Brad Rock: It's clear Utes fans are psyched
Spring game featured fans, stars and the Pac-12 logo
SALT LAKE CITY — Most people who attended to Saturday's Red-White football game at Rice-Eccles Stadium probably didn't learn much.
For instance, there were no fancy-schmancy plays. Likewise, there was no way of telling how well the Utes will do in the Pac-12, because they weren't playing all-out.
Key players? Almost none. Coach Kyle Whittingham said he withheld 60-70 percent of his starters for precautionary or injury reasons.
Thus, what fans got was a fair amount of sunshine but not a lot of nourishment. The real stuff was last week in the team's final major scrimmage. The spring game was mostly for show.
But honestly, did anyone care?
The occasion was merely an excuse for fans to psych themselves into a West Coast frame of mind.
If the Utes aren't ready for prime time next fall, it won't be for lack of enthusiasm. An estimated 15,000 supporters showed up at Rice-Eccles Stadium for the annual event, believed to be the most in school history. The Utes open conference play Sept. 10 at USC. That's like beginning a buffet with rare roast beef, without salad or bread sticks as a warmup.
As for solid indicators, there were few. The offenses scored just seven points between them, on a 15-yard pass from Tyler Shreve to Dexter Ransom. Otherwise, it could have been a soccer score.
Coach Kyle Whittingham did allow that he was impressed this spring with the running backs, receivers and a defensive line he expects to be among the best in the conference.
The lack of starters did little to dampen the mood of those in attendance. Though rain threatened early in the day, soon the sun was out.

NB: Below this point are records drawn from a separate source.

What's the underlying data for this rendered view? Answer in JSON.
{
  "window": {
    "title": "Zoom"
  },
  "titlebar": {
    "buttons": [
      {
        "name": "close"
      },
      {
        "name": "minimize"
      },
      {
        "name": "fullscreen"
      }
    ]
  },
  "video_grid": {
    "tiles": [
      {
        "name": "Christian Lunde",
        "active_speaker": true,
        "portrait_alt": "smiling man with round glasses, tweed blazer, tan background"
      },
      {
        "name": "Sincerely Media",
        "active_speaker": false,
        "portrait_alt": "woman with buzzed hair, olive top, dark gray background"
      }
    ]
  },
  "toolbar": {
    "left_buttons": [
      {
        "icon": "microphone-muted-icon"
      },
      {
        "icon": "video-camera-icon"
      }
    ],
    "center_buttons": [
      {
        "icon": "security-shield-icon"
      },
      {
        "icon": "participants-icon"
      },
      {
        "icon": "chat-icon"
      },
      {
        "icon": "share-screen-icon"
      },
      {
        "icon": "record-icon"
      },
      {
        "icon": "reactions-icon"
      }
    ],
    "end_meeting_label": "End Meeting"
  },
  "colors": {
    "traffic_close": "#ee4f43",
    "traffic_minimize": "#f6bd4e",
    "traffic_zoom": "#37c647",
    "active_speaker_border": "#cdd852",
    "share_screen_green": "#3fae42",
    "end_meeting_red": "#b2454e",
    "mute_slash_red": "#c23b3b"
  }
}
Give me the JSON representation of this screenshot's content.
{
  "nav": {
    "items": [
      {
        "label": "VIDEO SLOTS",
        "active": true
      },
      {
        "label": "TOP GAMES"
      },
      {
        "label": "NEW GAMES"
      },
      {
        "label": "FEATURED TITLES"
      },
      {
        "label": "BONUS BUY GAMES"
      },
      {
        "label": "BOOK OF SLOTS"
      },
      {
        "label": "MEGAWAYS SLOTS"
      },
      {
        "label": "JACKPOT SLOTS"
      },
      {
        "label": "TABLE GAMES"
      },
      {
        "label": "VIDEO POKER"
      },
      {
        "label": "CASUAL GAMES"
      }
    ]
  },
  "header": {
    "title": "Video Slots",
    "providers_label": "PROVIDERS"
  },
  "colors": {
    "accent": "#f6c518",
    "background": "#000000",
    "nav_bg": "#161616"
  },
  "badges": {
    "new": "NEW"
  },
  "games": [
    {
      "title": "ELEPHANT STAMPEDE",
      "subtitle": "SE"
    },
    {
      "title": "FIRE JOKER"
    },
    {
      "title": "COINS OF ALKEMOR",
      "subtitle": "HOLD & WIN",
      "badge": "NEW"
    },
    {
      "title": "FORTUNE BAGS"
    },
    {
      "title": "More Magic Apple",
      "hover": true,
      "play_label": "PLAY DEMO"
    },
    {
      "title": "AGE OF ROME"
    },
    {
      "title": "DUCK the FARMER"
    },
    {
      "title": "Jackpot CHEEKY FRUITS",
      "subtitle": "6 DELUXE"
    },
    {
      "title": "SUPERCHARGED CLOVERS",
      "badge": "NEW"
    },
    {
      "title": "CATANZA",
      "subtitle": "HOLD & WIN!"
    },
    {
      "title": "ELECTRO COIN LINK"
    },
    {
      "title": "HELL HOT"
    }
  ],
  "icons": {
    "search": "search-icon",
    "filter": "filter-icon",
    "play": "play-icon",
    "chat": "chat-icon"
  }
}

A tailgating contest in the west parking lot gave the proceedings an almost-authentic, game-day feel. Some fans seemed in a trance-like state, as though they couldn't believe their good fortune.
Asked if this year's game had a different feel than others, Whittingham said, "It did. It did. More like a game atmosphere."
Once in their seats, fans were treated to a sight they wouldn't have dared imagine several years ago: a pair of Pac-12 logos on the field. Both faced the west grandstand. That's not to insinuate the Utes were upside down with their plans. It was merely to highlight the logos for the TV cameras, which are always positioned in the press box.
But the game had something even more important than logos: star power. Among former or current NFL players watching were Eric Weddle (San Diego), Stevenson Sylvester (Pittsburgh), Paul Kruger (Baltimore), Sione Pouha (New York Jets) and Luther Elliss (Detroit). An alumni game preceded the actual scrimmage and included such off-the-wall participants as 6-foot-10 basketball player Britton Johnsen (for some reason a defensive back), and Reno Mahe, a former BYU running back.
"It felt good to have some traction," said Johnsen, comparing the turf to a basketball court.
Once the game began, there actually were a few things to note. For instance, freshman Harvey Langhi is a formidable running back, as promised. He rushed for 63 yards on 12 carries. Ransom had 57 total yards in receiving. Yet no one stood out in a major way. There was, however, one name to remember: Joseph Smith, a redshirt freshman from Corona, Calif., who picked off a Shreve pass in the first half.
You might say he was an inspiration.
Shreve had some good moments, as did Griff Robles, his competition, though each had his problems. Both had an interception. Shreve first underthrew, then overthrew receiver Luke Matthews on what could have been nice gains.
"Hot and cold," Whittingham said of Shreve's performance.
As the afternoon waned and the lines began to form for autographs, it still wasn't clear who will start at running back. Nor was it evident whether starting quarterback Jordan Wynn will be ready to go in September.
In fact, nobody could say for sure whether the Utes are even ready for the Pac-12.
However, this much was obvious: Their fans certainly are.